We then left Ubud and went back to Sanur for the last few days before Karen and Mike caught their plane back to the States and us ours to Kuala Lumpur.  Up until he left, Mike was still doctoring my ears, which he says he's never seen the likes of before - some of the stuff he got out of them, well, and apparently the canals go the wrong way, and he had no way of getting right inside to have a proper look to try to find out what is causing the problem to be so ongoing.  He kindly left me with stuff to help them along - nearly four weeks down the line so needless to say they are really getting on my bloody nerves now, especially as I still can't hear properly and they itch so badly you want to stick something in there and give them a good scratch - and instructions to see a doctor in KL.  Karen and Mike then flew out and we flew to KL the following day, and I saw an airport doctor.  My ears are still infected so I'm back on a new course of antibiotics and anti-inflammatories and once again struggling to hear anything.  Zuby's toe is well on the mend though.

We have decided to go to Sumatra next and fly tomorrow to see Lake Toba, a super volcano which apparently holds the biggest lake in the world - I think that's the biggest lake in a volcano rather than anything else.  Fingers crossed my ears stand the flight.......



Karen, Zuby and Mike at lunch
Grounds at Pramesti
Our meal at Pramesti
Karen and Dina


Karen & Mike:
June 10, 2011
Hey guys,
Glad you are going to Sumatra after all. We are working our way through the jet lag, actually doing better than expected. Zuby, the stairmaster had my name on it this morning and it was a bitch but I only promised to do 50 floors today to ease into it so 15 min, wasn't to bad. Dina, you had better write Mike a detailed email about what the doctor said about your infection as well as your screwy ear canals. What antibiotic does he have you on now?
Give us a shout and tell us the news. Miss you guys already. Pleas tell me you've moved on to something other than Bintang. We can't quit cooking and I am opening a bottle of wine right now, are you jealous?
Cheers... Karen & Mike
June 11, 2011
D & Z:

Great blog but I don't believe there was enough positive comment regarding myself. You can edit your entry, can you not?
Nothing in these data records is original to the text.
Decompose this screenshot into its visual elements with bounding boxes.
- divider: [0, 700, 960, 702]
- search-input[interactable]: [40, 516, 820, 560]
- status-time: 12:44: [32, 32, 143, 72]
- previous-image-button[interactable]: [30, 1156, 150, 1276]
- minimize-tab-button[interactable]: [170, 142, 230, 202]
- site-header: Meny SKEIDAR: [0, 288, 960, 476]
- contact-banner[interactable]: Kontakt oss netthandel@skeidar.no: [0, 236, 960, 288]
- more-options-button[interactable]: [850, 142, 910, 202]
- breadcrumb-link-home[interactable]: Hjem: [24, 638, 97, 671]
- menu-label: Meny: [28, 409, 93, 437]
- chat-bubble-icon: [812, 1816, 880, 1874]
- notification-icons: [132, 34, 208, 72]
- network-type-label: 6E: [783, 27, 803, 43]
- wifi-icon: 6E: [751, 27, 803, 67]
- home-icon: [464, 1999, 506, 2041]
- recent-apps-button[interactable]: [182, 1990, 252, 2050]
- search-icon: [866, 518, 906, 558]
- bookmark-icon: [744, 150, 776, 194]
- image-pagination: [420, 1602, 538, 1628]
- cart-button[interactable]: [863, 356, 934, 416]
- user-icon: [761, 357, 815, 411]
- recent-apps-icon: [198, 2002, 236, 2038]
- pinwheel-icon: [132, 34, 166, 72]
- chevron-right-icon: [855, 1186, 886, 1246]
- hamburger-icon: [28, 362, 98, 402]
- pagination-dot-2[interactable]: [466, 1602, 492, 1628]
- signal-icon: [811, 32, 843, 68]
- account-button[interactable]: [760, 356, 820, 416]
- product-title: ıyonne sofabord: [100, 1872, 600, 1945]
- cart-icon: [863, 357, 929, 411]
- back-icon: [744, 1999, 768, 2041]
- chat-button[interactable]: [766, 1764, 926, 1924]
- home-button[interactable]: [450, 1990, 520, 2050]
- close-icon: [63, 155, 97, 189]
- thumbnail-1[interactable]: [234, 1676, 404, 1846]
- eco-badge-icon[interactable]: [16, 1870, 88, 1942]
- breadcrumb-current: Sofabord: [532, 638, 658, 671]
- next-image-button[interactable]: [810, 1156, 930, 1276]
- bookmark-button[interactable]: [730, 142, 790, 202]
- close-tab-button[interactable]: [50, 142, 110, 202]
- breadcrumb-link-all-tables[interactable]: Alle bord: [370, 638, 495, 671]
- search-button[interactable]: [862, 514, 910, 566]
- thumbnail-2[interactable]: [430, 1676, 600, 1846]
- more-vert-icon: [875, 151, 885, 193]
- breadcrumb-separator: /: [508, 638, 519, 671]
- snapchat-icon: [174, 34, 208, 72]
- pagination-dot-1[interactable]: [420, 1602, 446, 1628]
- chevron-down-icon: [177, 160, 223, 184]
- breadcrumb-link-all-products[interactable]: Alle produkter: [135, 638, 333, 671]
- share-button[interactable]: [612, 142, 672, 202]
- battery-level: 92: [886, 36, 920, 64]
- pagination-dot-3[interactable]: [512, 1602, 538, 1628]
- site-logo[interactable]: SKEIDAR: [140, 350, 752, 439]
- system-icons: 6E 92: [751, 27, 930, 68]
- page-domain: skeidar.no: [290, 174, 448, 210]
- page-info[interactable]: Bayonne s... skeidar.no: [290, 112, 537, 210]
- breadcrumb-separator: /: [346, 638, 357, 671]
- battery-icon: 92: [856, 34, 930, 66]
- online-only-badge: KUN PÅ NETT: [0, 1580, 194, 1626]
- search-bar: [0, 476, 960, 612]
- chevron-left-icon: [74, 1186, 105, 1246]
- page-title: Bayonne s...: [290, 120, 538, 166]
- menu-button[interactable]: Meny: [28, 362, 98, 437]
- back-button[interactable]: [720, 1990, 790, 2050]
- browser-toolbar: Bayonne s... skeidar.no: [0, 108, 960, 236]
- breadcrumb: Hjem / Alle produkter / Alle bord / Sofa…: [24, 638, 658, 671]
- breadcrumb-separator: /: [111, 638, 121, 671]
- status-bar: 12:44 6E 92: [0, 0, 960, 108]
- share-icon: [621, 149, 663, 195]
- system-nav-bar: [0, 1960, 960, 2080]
Also note that your report of our pool playing would have been more complete had you mentioned the proper thrashing I administered to Zuby on the first day of our international competition. You need not recount day two of the same.

Kind regards,

Mike Richards; SSOA (Snooker Society of America)
Ian Small:
June 12, 2011
Hi Misty.Sorry about your ear probs.I hope it clears up quickly - I'm prone to the same thing and its a total git.Zuby's toe will take about 6 weeks.I broke my finger years ago and they treated it the same way.I was interested in your encounter with the Komodo dragons - scientists think their deadly saliva could help develop vaccines - who knows,maybe one that could protect your ears! Anyway,good blog - keep it up.

Take care

June 14, 2011
Hi guys hope sounds like your having an absolutely fantastic time wish we were with you.

Matt n I are no longer together, so remember me on your welcome home party hey xxx

When r you actually home?

Nic n bobby xxx
June 28, 2011
Great blog, again. Pity about the ordeals but these things are sent to try us. You'll both feel great when you are well again, well, perhaps you are by now. Sorry to be late in reading and responding but I do love to keep up with your antics.